Manifestantes expõem bandeiras LGBT durante evento nos EUA. (Foto: Reuters)
Manifestantes expõem bandeiras LGBT durante evento nos EUA. (Foto: Reuters)

Um casal cristão do Reino Unido está tomando medidas legais contra a seu Conselho de Autoridade Local, depois que o órgão minou seus direitos parentais e ficou do lado de sua filha de 14 anos de idades, que afirma querer uma “transição” para se tornar um menino.

Segundo relatos do site britânico ‘Daily Mail’, a menina, que não pode ter seu nome citado por razões legais, disse a autoridades do Conselho Local que ela quer dar início à transição para adquirir a aparência de um menino. Os pais disseram que ela é muito jovem para tomar tais decisões.

O Centro Legal Cristão, que está financiando os custos deste processo para os pais, culpou o “movimento cultural transgênero” por criar o que chamou de um novo “conflito de direitos” no seio da família.

Andrea Williams, do Centro Legal Cristão, disse: “Esta é a roupa nova do imperador. As autoridades estão forçando uma agenda que não é verdadeira, é prejudicial para as crianças. Este caso demonstra um desrespeito chocante para com a autoridade dos pais: ninguém está a ouvir o que os pais querem ou têm a dizer. Eles sabem o que é o melhor para a criança e têm interesses de sua filha no coração”.

A mãe da menina de 14 anos disse em uma entrevista ao jornal ‘Sunday Times’, de acordo com o ‘The Sun’, que “os direitos dos pais no Reino Unido estão sendo violados, especialmente aqueles que prezam pelos valores cristãos tradicionais. Isso está fazendo com que os pais se sintam com medo, vulneráveis e intimidados”.

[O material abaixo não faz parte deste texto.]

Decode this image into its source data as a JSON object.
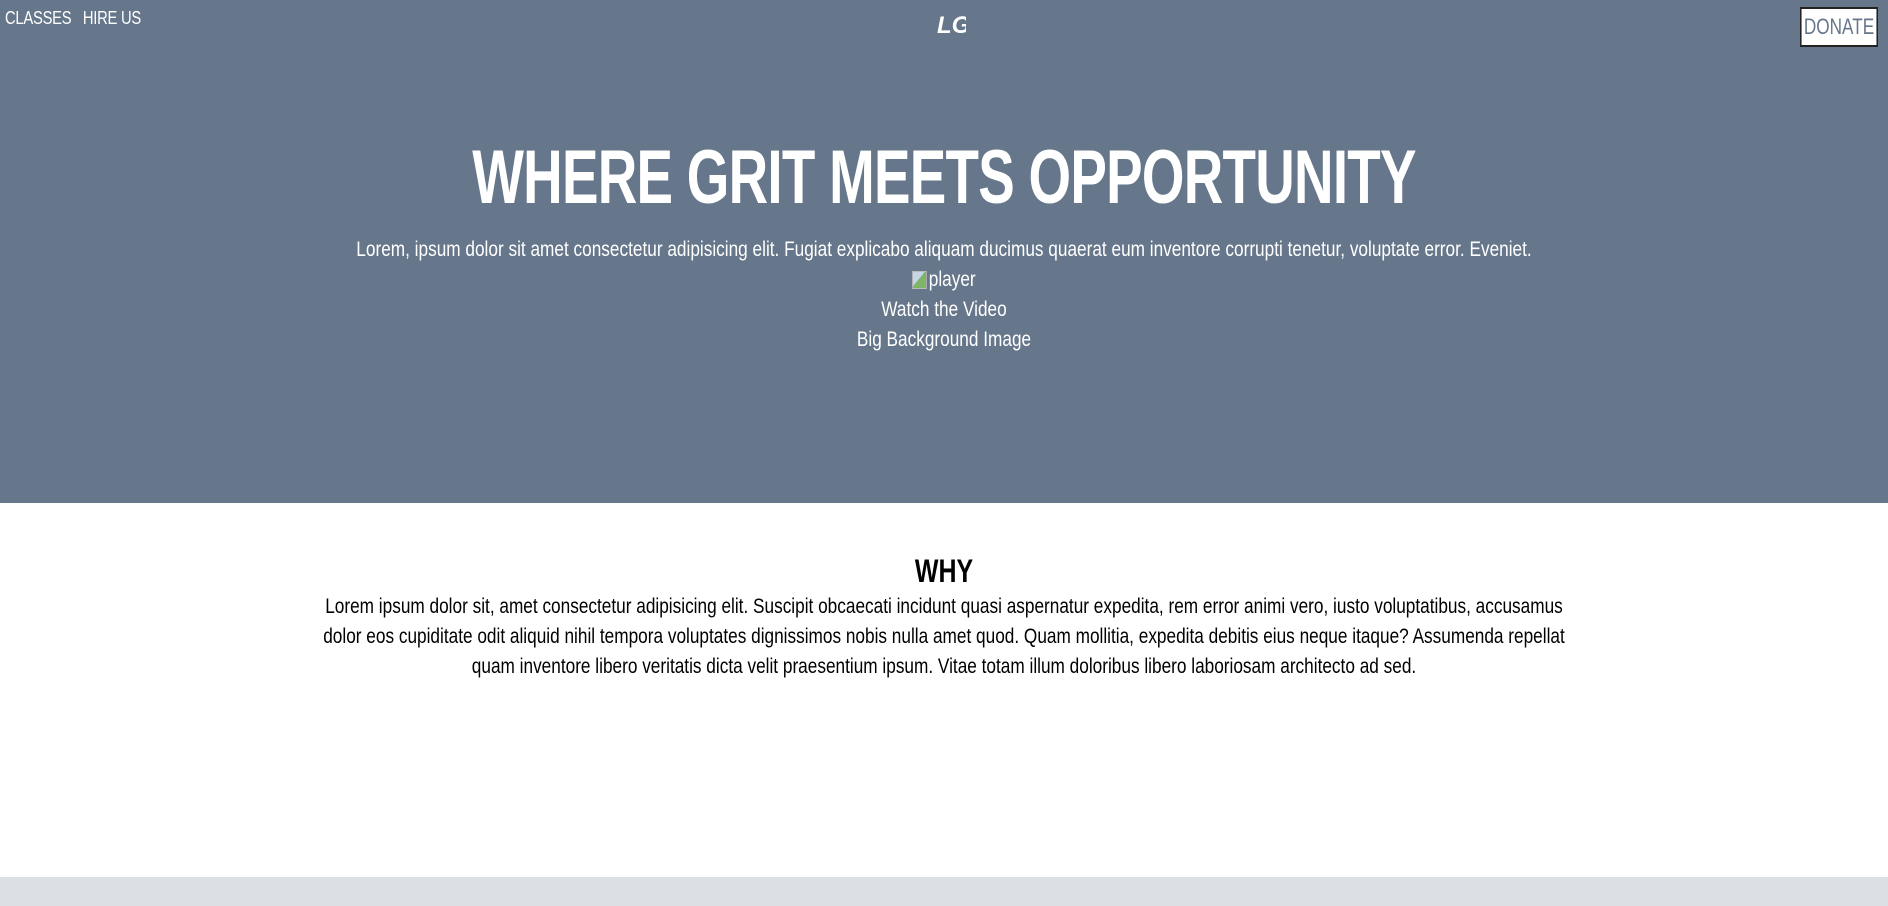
{
  "nav": {
    "links": [
      "CLASSES",
      "HIRE US"
    ],
    "logo_text": "LG",
    "donate_label": "DONATE"
  },
  "hero": {
    "title": "WHERE GRIT MEETS OPPORTUNITY",
    "subtitle": "Lorem, ipsum dolor sit amet consectetur adipisicing elit. Fugiat explicabo aliquam ducimus quaerat eum inventore corrupti tenetur, voluptate error. Eveniet.",
    "player_alt": "player",
    "watch_label": "Watch the Video",
    "background_label": "Big Background Image",
    "bg_color": "#66768b"
  },
  "why": {
    "title": "WHY",
    "text": "Lorem ipsum dolor sit, amet consectetur adipisicing elit. Suscipit obcaecati incidunt quasi aspernatur expedita, rem error animi vero, iusto voluptatibus, accusamus dolor eos cupiditate odit aliquid nihil tempora voluptates dignissimos nobis nulla amet quod. Quam mollitia, expedita debitis eius neque itaque? Assumenda repellat quam inventore libero veritatis dicta velit praesentium ipsum. Vitae totam illum doloribus libero laboriosam architecto ad sed."
  },
  "footer": {
    "bg_color": "#dce0e4"
  }
}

Além disso, o advogado dos pais, Michael Phillips, já avisou que, se eles não seguirem a orientação dos assistentes sociais, sua filha poderá ser tirada deles, ou seja, o casal perderia a guarda da garota.

“Os assistentes sociais afirmam que a adolescente já tem uma relação ‘heterossexual’ com uma menina de 13 anos de idade”, relata o ‘The Sun’.

Ideologia de gênero
Os efeitos da ideologia de gênero estão sendo cada vez mais mascarados por seus apoiadores, porém a confusão que envolve esta linha de pensamento e os próprios movimentos que a apoiam (grupos LGBT’s e feministas) se evidenciam a cada vez que o tema é debatido e promovido por esses grupos.

De um lado, existe nos movimentos LGBT’s a defesa da ideia de que o ser humano pode já nascer com um caráter homossexual. Por outro lado, a ideologia de gênero (apoiada por estes mesmos grupos) diz que é a própria criança que decide qual opção sexual irá adotar.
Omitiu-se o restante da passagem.